本作はそのモンポウのSACD。収録されているのは「沈黙の音楽」(Música Callada)という1959年、1962年、1965年、1967年に出版された4冊のピアノ曲集です。
演奏が、現代音楽では右にでるものがいない高橋悠治というのも魅力的です。使用楽器はベーゼンドルファー。DSDレコーディングで、5.0chマルチチャンネルも収録です。
モンポウの寡黙な音楽
この「沈黙の音楽」は、先に書いたサティのような、単純で不思議な音響空間をかもしだします。
でもモンポウの音楽はサティよりも抽象的です。
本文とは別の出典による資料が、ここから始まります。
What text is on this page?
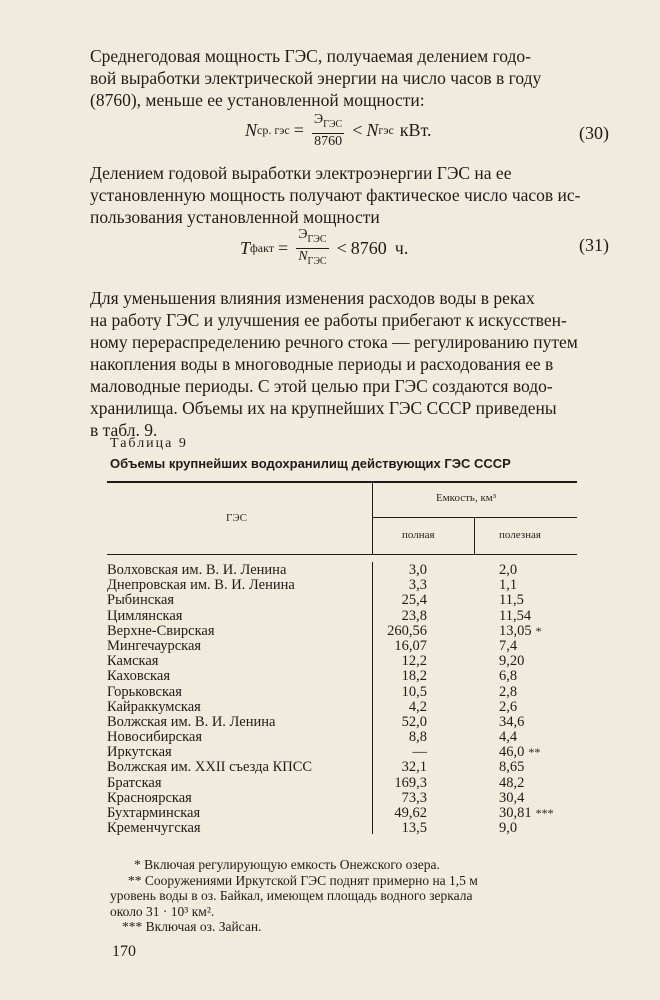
Среднегодовая мощность ГЭС, получаемая делением годо-
вой выработки электрической энергии на число часов в году
(8760), меньше ее установленной мощности:
N ср. гэс = $\frac{Э_{ГЭС}}{8760} < N$ гэс кВт.	(30)
Делением годовой выработки электроэнергии ГЭС на ее
установленную мощность получают фактическое число часов ис-
пользования установленной мощности
T факт = $\frac{Э_{ГЭС}}{N_{ГЭС}} < 8760$ ч.	(31)
Для уменьшения влияния изменения расходов воды в реках
на работу ГЭС и улучшения ее работы прибегают к искусствен-
ному перераспределению речного стока — регулированию путем
накопления воды в многоводные периоды и расходования ее в
маловодные периоды. С этой целью при ГЭС создаются водо-
хранилища. Объемы их на крупнейших ГЭС СССР приведены
в табл. 9.
Таблица 9
Объемы крупнейших водохранилищ действующих ГЭС СССР
ГЭС
Емкость, км³
полная	полезная
Волховская им. В. И. Ленина	3,0	2,0
Днепровская им. В. И. Ленина	3,3	1,1
Рыбинская	25,4	11,5
Цимлянская	23,8	11,54
Верхне-Свирская	260,56	13,05 *
Мингечаурская	16,07	7,4
Камская	12,2	9,20
Каховская	18,2	6,8
Горьковская	10,5	2,8
Кайраккумская	4,2	2,6
Волжская им. В. И. Ленина	52,0	34,6
Новосибирская	8,8	4,4
Иркутская	—	46,0 **
Волжская им. XXII съезда КПСС	32,1	8,65
Братская	169,3	48,2
Красноярская	73,3	30,4
Бухтарминская	49,62	30,81 ***
Кременчугская	13,5	9,0
* Включая регулирующую емкость Онежского озера.
** Сооружениями Иркутской ГЭС поднят примерно на 1,5 м
уровень воды в оз. Байкал, имеющем площадь водного зеркала
около 31 · 10³ км².
*** Включая оз. Зайсан.
170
むしろウェーベルンの音楽に近いと思いました。それくらい寡黙な音楽です。1曲1曲が「小宇宙」とも言えるでしょうか。
とはいえ、耳を凝らせば、メロディのようなラインもあります。
どれも短い旋律ですが、モンポウの故郷であるカタルーニャ民謡の影響もみられるそうです。
広がり、漂い、消えていくピアノの音
モンポウのこの音楽(音響)ならば、やはりサラウンドで聴きたいところでしょう。僕もマルチチャンネルがあるから、このSACDを買ったわけです。
果たして、サラウンドではモンポウの音楽が、豊かに広がります。
ピアノはもちろん前方に位置しますが、弾き出された音が、リスニングルームに、広がり、漂い、消えていきます。サラウンドのほうが、モンポウの音楽と、身体で触れている気がしました。
「沈黙の音楽」は、ときには全4冊(28曲)を聴き通さなくてもいい、2冊づつ聴いていくのもアリかな、と思います。お気に入りの服のように、長い付き合いで、身につけていきたい音楽ですから。